Oscar Öberg and Lorna McGeown, founder and HR manager at Softube, a company that specialises in software and hardware for music production, share their experience in hiring international talent and the benefits it brings to their company.
At the age of 44, Oscar Öberg is still working on his first job. He started studying at LiU in 1998 and made a masters thesis on a better product for the music industry, emulating the sound of guitar amplifiers in software. In 2003, he started a business doing this for others but after a few years he and his colleagues decided to make their own product. Suddenly they were making more money doing their own software and later on also hardware, released in 2014. Today, after two decades of success, Softube has established itself as a leader in its industry.
“In the beginning we had a lot of students doing theses for us, Oscar explains. Then we tried to hire the people we thought were a fit for the company. We hired three and they are still at the core of the company. Then we consisted of four for quite some time because we were still trying to break even. Around 2010 we started making a profit and then had to ask ourselves if we wanted to grow. The answer was yes. Since 2010 we have grown to almost 60 people.”
Softube started off with only men, but wanted and were glad to have more women in the company, only to discover that it was a huge challenge to find them.
“We always try to get more women in the company, but the industry is very narrow.
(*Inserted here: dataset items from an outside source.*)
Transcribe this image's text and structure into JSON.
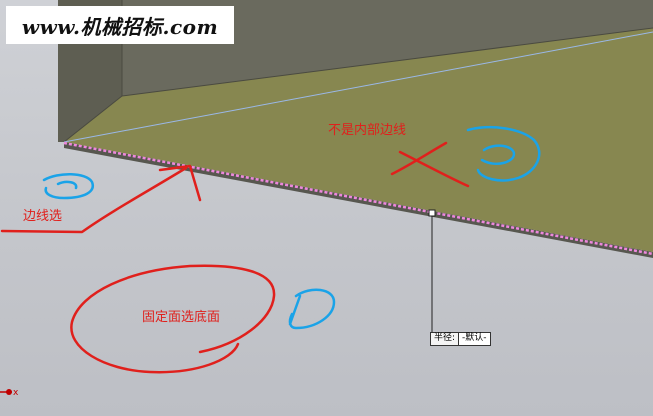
{
  "watermark": {
    "text": "www.机械招标.com"
  },
  "annotations": {
    "not_inner_edge": "不是内部边线",
    "edge_select": "边线选",
    "fixed_face": "固定面选底面"
  },
  "radius_box": {
    "label": "半径:",
    "value": "-默认-"
  },
  "axis": {
    "x_label": "x"
  },
  "colors": {
    "box_top": "#8a8a52",
    "box_front": "#6f6f63",
    "selection_pink": "#ee88dd",
    "ink_red": "#e0201c",
    "ink_blue": "#1aa3e8"
  }
}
It’s a challenge for the whole industry”, says Oscar.
Within this growing process Lorna McGeown, born in the United Kingdom, graduated with a degree in Law, explored a career in Sweden, and joined the company later on. With a background in office and project management in her home country, she managed to secure a position as an administrative coordinator at Softube. As the company grew, so did Lornas’s role, and she was trained in human resources, eventually rising to the position of HR Manager.
On finding talents, Lorna thinks that meeting students directly is a great way to get to know them personally and evaluate their profiles. When it comes to specific recruitment strategies, Softube also posts job ads on Linkedin and several portals. However, she recommends job seekers to apply even if they have only 75% of the skills required for the available positions.
”It’s important to show interest and state why you would like to work in the company”, emphasizes Lorna.
After years of growth, Softube has increased the percentage of diversity in its workforce. More women and international talent have been hired in recent years. They consider this as a good strategy to open opportunities for new perspectives and experiences in their work processes.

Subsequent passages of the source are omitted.